Mengacu data Bloomberg, pada Selasa (28/4/2026) 12:30 WIB, imbal hasil SRBI naik menjadi 5,91%. Kenaikan imbal hasil membuat investor tertarik masuk kembali ke pasar domestik. BI menyebut, posisi SRBI pada 21 April tercatat Rp885,41 triliun.
Begitu juga dengan imbal hasil SUN tenor 1 tahun kembali naik menjadi 5,93%. Naiknya imbal hasil SUN disebabkan oleh aksi jual investor di pasar SUN pada perdagangan siang ini.
Bersamaan dengan hari lelang SRBI Jumat (24/4/2026), pelaku pasar banyak melepas SUN dan menyebabkan sentimen bearish. "Koreksi luas tersebut dipicu oleh kenaikan suku bunga diskonto SRBI 12 bulan, 14.5 bps menjadi 5,91%," kata Lionel Priyadi, Fixed Income & Macro Strategist, Mega Capital Sekuritas, dalam catatannya.
Masuknya arus dana asing ke instrumen SRBI sepanjang 2026 mengerek posisi Utang Luar Negeri (ULN) Indonesia dengan kenaikan 2,5% menjadi US$437,9 miliar per akhir Februari.
"Peningkatan posisi ULN tersebut didorong oleh ULN sektor publik khususnya bank sentral seiring dengan aliran masuk modal asing ke instrumen moneter, yakni Sekuritas Rupiah Bank Indonesia (SRBI)," sebut Laporan Statistik ULN Indonesia.
Biaya Utang Naik
Kenaikan imbal hasil demi menjaga daya tarik investasi di aset rupiah bukan tanpa konsekuensi. Kenaikan ini berpotensi menambah beban bunga utang.

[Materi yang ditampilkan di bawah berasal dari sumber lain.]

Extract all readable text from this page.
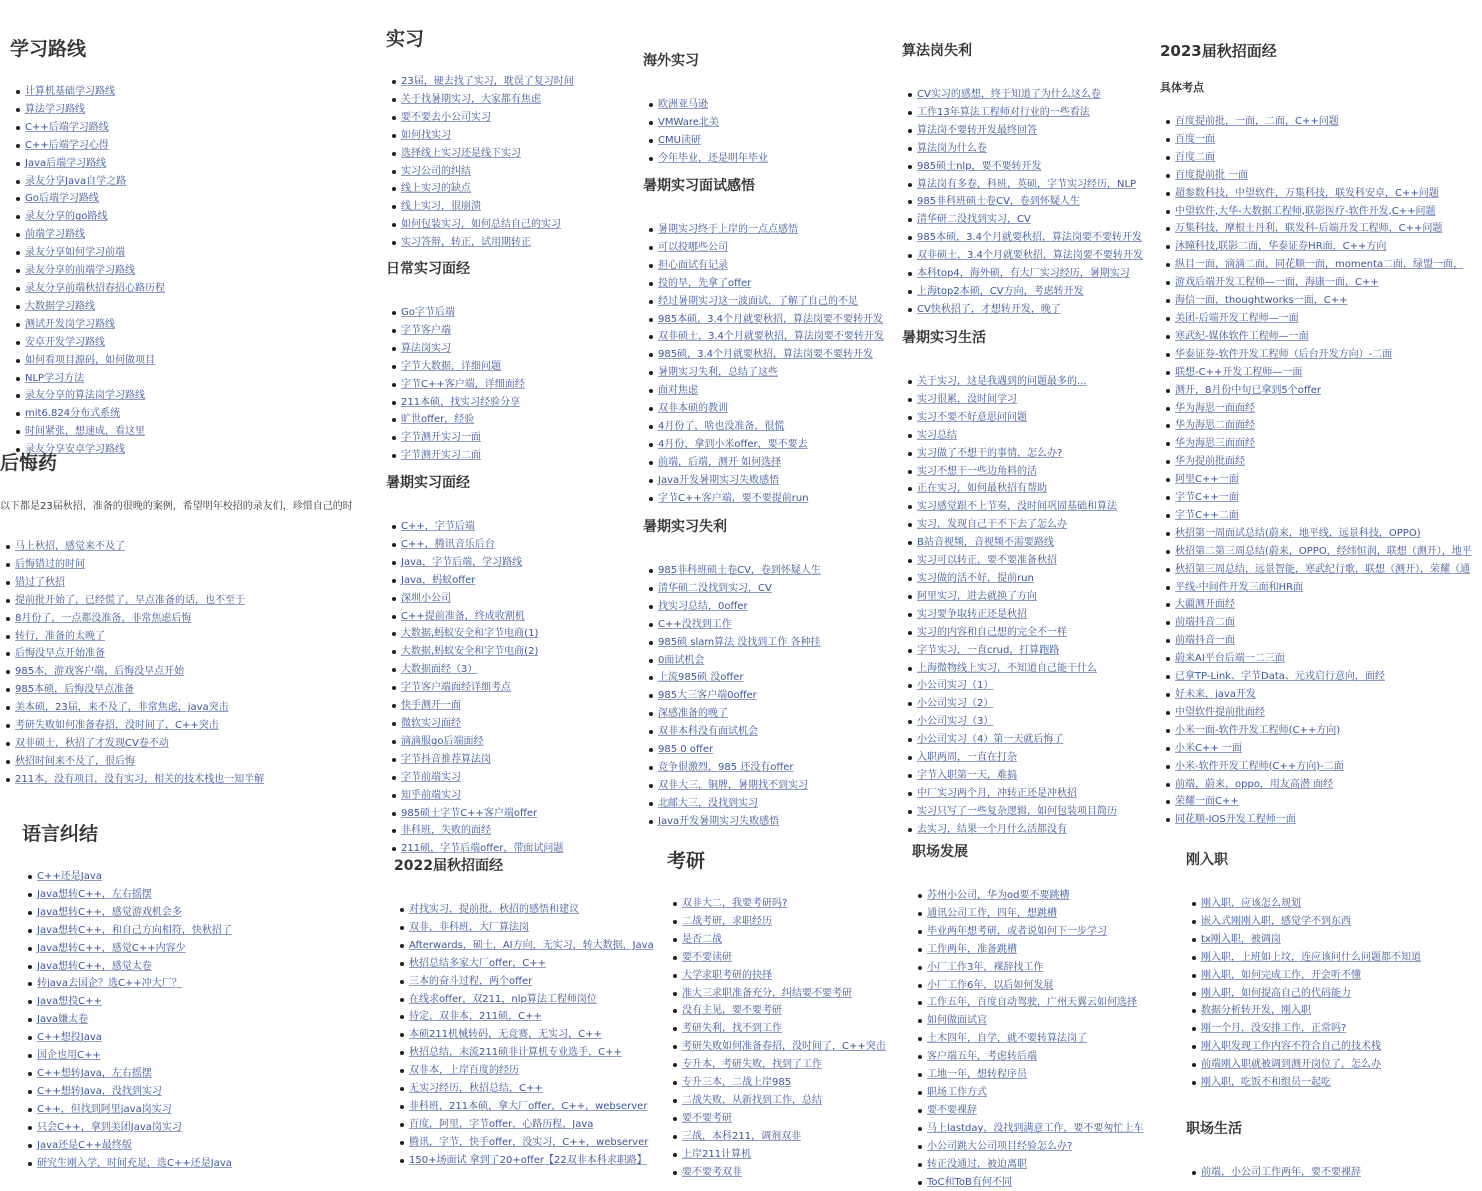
学习路线
计算机基础学习路线
算法学习路线
C++后端学习路线
C++后端学习心得
Java后端学习路线
录友分享Java自学之路
Go后端学习路线
录友分享的go路线
前端学习路线
录友分享如何学习前端
录友分享的前端学习路线
录友分享前端秋招春招心路历程
大数据学习路线
测试开发岗学习路线
安卓开发学习路线
如何看项目源码，如何做项目
NLP学习方法
录友分享的算法岗学习路线
mit6.824分布式系统
时间紧张，想速成，看这里
录友分享安卓学习路线
后悔药
以下都是23届秋招，准备的很晚的案例，希望明年校招的录友们，珍惜自己的时
马上秋招，感觉来不及了
后悔错过的时间
错过了秋招
提前批开始了，已经慌了，早点准备的话，也不至于
8月份了，一点都没准备，非常焦虑后悔
转行，准备的太晚了
后悔没早点开始准备
985本，游戏客户端，后悔没早点开始
985本硕，后悔没早点准备
美本硕，23届，来不及了，非常焦虑，java突击
考研失败如何准备春招，没时间了，C++突击
双非硕士，秋招了才发现CV卷不动
秋招时间来不及了，很后悔
211本，没有项目，没有实习，相关的技术栈也一知半解
语言纠结
C++还是Java
Java想转C++，左右摇摆
Java想转C++，感觉游戏机会多
Java想转C++，和自己方向相符，快秋招了
Java想转C++，感觉C++内容少
Java想转C++，感觉太卷
转java去国企？选C++冲大厂？
Java想投C++
Java嫌太卷
C++想投Java
国企也用C++
C++想转Java，左右摇摆
C++想转Java，没找到实习
C++，但找到阿里java岗实习
只会C++，拿到美团Java岗实习
Java还是C++最终版
研究生刚入学，时间充足，选C++还是Java
实习
23届，硬去找了实习，耽误了复习时间
关于找暑期实习，大家都有焦虑
要不要去小公司实习
如何找实习
选择线上实习还是线下实习
实习公司的纠结
线上实习的缺点
线上实习，很崩溃
如何包装实习，如何总结自己的实习
实习答辩，转正，试用期转正
日常实习面经
Go字节后端
字节客户端
算法岗实习
字节大数据，详细问题
字节C++客户端，详细面经
211本硕，找实习经验分享
旷世offer，经验
字节测开实习一面
字节测开实习二面
暑期实习面经
C++，字节后端
C++，腾讯音乐后台
Java，字节后端，学习路线
Java，蚂蚁offer
深圳小公司
C++提前准备，终成收割机
大数据,蚂蚁安全和字节电商(1)
大数据,蚂蚁安全和字节电商(2)
大数据面经（3）
字节客户端面经详细考点
快手测开一面
微软实习面经
滴滴服go后端面经
字节抖音推荐算法岗
字节前端实习
知乎前端实习
985硕士字节C++客户端offer
非科班，失败的面经
211硕，字节后端offer，带面试问题
2022届秋招面经
对找实习，提前批，秋招的感悟和建议
双非，非科班，大厂算法岗
Afterwards，硕士，AI方向，无实习，转大数据，Java
秋招总结多家大厂offer，C++
三本的奋斗过程，两个offer
在线求offer，双211，nlp算法工程师岗位
待定，双非本，211硕，C++
本硕211机械转码，无竞赛，无实习，C++
秋招总结，末流211硕非计算机专业选手，C++
双非本，上岸百度的经历
无实习经历，秋招总结，C++
非科班，211本硕，拿大厂offer，C++，webserver
百度，阿里，字节offer，心路历程，Java
腾讯，字节，快手offer，没实习，C++，webserver
150+场面试 拿到了20+offer【22双非本科求职路】
海外实习
欧洲亚马逊
VMWare北美
CMU读研
今年毕业，还是明年毕业
暑期实习面试感悟
暑期实习终于上岸的一点点感悟
可以投哪些公司
担心面试有记录
投的早，先拿了offer
经过暑期实习这一波面试，了解了自己的不足
985本硕，3.4个月就要秋招，算法岗要不要转开发
双非硕士，3.4个月就要秋招，算法岗要不要转开发
985硕，3.4个月就要秋招，算法岗要不要转开发
暑期实习失利，总结了这些
面对焦虑
双非本硕的教训
4月份了，啥也没准备，很慌
4月份，拿到小米offer，要不要去
前端，后端，测开 如何选择
Java开发暑期实习失败感悟
字节C++客户端，要不要提前run
暑期实习失利
985非科班硕士卷CV，卷到怀疑人生
清华硕二没找到实习，CV
找实习总结，0offer
C++没找到工作
985硕 slam算法 没找到工作 各种挂
0面试机会
上流985硕 没offer
985大三客户端0offer
深感准备的晚了
双非本科没有面试机会
985 0 offer
竞争很激烈，985 还没有offer
双非大三，铜牌，暑期找不到实习
北邮大三，没找到实习
Java开发暑期实习失败感悟
考研
双非大二，我要考研吗?
二战考研，求职经历
是否二战
要不要读研
大学求职考研的抉择
准大三求职准备充分，纠结要不要考研
没有主见，要不要考研
考研失利，找不到工作
考研失败如何准备春招，没时间了，C++突击
专升本，考研失败，找到了工作
专升三本，二战上岸985
二战失败，从新找到工作，总结
要不要考研
三战，本科211，调剂双非
上岸211计算机
要不要考双非
算法岗失利
CV实习的感想，终于知道了为什么这么卷
工作13年算法工程师对行业的一些看法
算法岗不要转开发最终回答
算法岗为什么卷
985硕士nlp，要不要转开发
算法岗有多卷，科班，英硕，字节实习经历，NLP
985非科班硕士卷CV，卷到怀疑人生
清华研二没找到实习，CV
985本硕，3.4个月就要秋招，算法岗要不要转开发
双非硕士，3.4个月就要秋招，算法岗要不要转开发
本科top4，海外硕，有大厂实习经历，暑期实习
上海top2本硕，CV方向，考虑转开发
CV快秋招了，才想转开发，晚了
暑期实习生活
关于实习，这是我遇到的问题最多的...
实习很累，没时间学习
实习不要不好意思问问题
实习总结
实习做了不想干的事情，怎么办?
实习不想干一些边角料的活
正在实习，如何最秋招有帮助
实习感觉跟不上节奏，没时间巩固基础和算法
实习，发现自己干不下去了怎么办
B站音视频，音视频不需要路线
实习可以转正，要不要准备秋招
实习做的活不好，提前run
阿里实习，进去就换了方向
实习要争取转正还是秋招
实习的内容和自己想的完全不一样
字节实习，一直crud，打算跑路
上海微物线上实习，不知道自己能干什么
小公司实习（1）
小公司实习（2）
小公司实习（3）
小公司实习（4）第一天就后悔了
入职两周，一直在打杂
字节入职第一天，难搞
中厂实习两个月，冲转正还是冲秋招
实习只写了一些复杂逻辑，如何包装项目简历
去实习，结果一个月什么活都没有
职场发展
苏州小公司，华为od要不要跳槽
通讯公司工作，四年，想跳槽
毕业两年想考研，或者说如何下一步学习
工作两年，准备跳槽
小厂工作3年，裸辞找工作
小厂工作6年，以后如何发展
工作五年，百度自动驾驶，广州天翼云如何选择
如何做面试官
土木四年，自学，就不要转算法岗了
客户端五年，考虑转后端
工地一年，想转程序员
职场工作方式
要不要裸辞
马上lastday，没找到满意工作，要不要匆忙上车
小公司跳大公司项目经验怎么办?
转正没通过，被迫离职
ToC和ToB有何不同
2023届秋招面经
具体考点
百度提前批，一面，二面，C++问题
百度一面
百度二面
百度提前批 一面
超参数科技，中望软件，万集科技，联发科安卓，C++问题
中望软件,大华-大数据工程师,联影医疗-软件开发,C++问题
万集科技，摩根士丹利，联发科-后端开发工程师，C++问题
沐瞳科技,联影二面，华泰证券HR面，C++方向
纵目一面，滴滴二面，同花顺一面，momenta二面，绿盟一面，
游戏后端开发工程师—一面，海康一面，C++
海信一面，thoughtworks一面，C++
美团-后端开发工程师—一面
寒武纪-媒体软件工程师—一面
华泰证券-软件开发工程师（后台开发方向）-二面
联想-C++开发工程师—一面
测开，8月份中旬已拿到5个offer
华为海思一面面经
华为海思二面面经
华为海思三面面经
华为提前批面经
阿里C++一面
字节C++一面
字节C++二面
秋招第一周面试总结(蔚来，地平线，远景科技，OPPO)
秋招第二第三周总结(蔚来，OPPO，经纬恒润，联想（测开），地平
秋招第三周总结，远景智能，寒武纪行歌，联想（测开），荣耀（通
平线-中间件开发三面和HR面
大疆测开面经
前端抖音二面
前端抖音一面
蔚来AI平台后端一二三面
已拿TP-Link、字节Data、元戎启行意向，面经
好未来，java开发
中望软件提前批面经
小米一面-软件开发工程师(C++方向)
小米C++ 一面
小米-软件开发工程师(C++方向)-二面
前端，蔚来，oppo，用友高潜 面经
荣耀一面C++
同花顺-IOS开发工程师一面
刚入职
刚入职，应该怎么规划
嵌入式刚刚入职，感觉学不到东西
tx刚入职，被调岗
刚入职，上班如上坟，连应该问什么问题都不知道
刚入职，如何完成工作，开会听不懂
刚入职，如何提高自己的代码能力
数据分析转开发，刚入职
刚一个月，没安排工作，正常吗?
刚入职发现工作内容不符合自己的技术栈
前端刚入职就被调到测开岗位了，怎么办
刚入职，吃饭不和组员一起吃
职场生活
前端，小公司工作两年，要不要裸辞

Pada 2026, pemerintah diperkirakan harus mengalokasikan dana hingga Rp599,44 triliun hanya untuk membayar bunga utang. Biaya ini naik 8,6% dari outlook 2025 yakni Rp552,14 triliun.
"Dalam perspektif yang lebih tajam, beban bunga ini telah menyedot sekitar 22,27% dari total pendapatan perpajakan negara," sebut Laporan Indonesia Strategic and Economic Action Institution (ISEAI) bertajuk Analisis Kritis Keberlanjutan Utang Indonesia 2026.
Sebagai gambaran, standar keamanan internasional yang sering dirujuk oleh lembaga internasional seperti International Monetary Fund (IMF) atau Dana Moneter Internasional, beban bunga utang yang ideal berada di kisaran 10% dari pendapatan negara.
Dengan porsi tersebut, maka keuangan negara bisa dianggap sehat. Saat ini, rasio bunga terhadap pendapatan di Indonesia telah melampaui 20%.
"Jika pembayaran bunga digabung dengan cicilan pokok, maka proporsi pendapatan negara yang tersedot untuk kewajiban utang diperkirakan menembus 45%," kata laporan ISEAI.
ISEAI juga menyoroti bahwa kondisi saat ini menggambarkan adanya inefisiensi masif dalam struktur Anggaran Pendapatan dan Belanja Negara (APBN), lantaran hampir separuh dari hasil pemungutan pajak rakyat tidak kembali dalam bentuk layanan publik, atau pembangunan infrastruktur.
Berdasarkan hitungan ISEAI, setiap kenaikan 100 bps pada suku bunga pasar akan menambah beban bunga utang secara signifikan. "Mengingat besarnya volume utang baru yang harus diterbitkan pada 2026 untuk menambal defisit," kata laporan ini.
Hari ini, pemerintah kembali menggelar lelang SUN dengan target indikatif Rp36 triliun, melalui Direktorat Jenderal Pengelolaan Pembiayaan dan Risiko, Kementerian Keuangan.
Melansir data ULN, total pinjaman pemerintah per Februari 2026 tercatat US$215,88 juta, sementara total pinjaman bank sentral US$28,295 juta.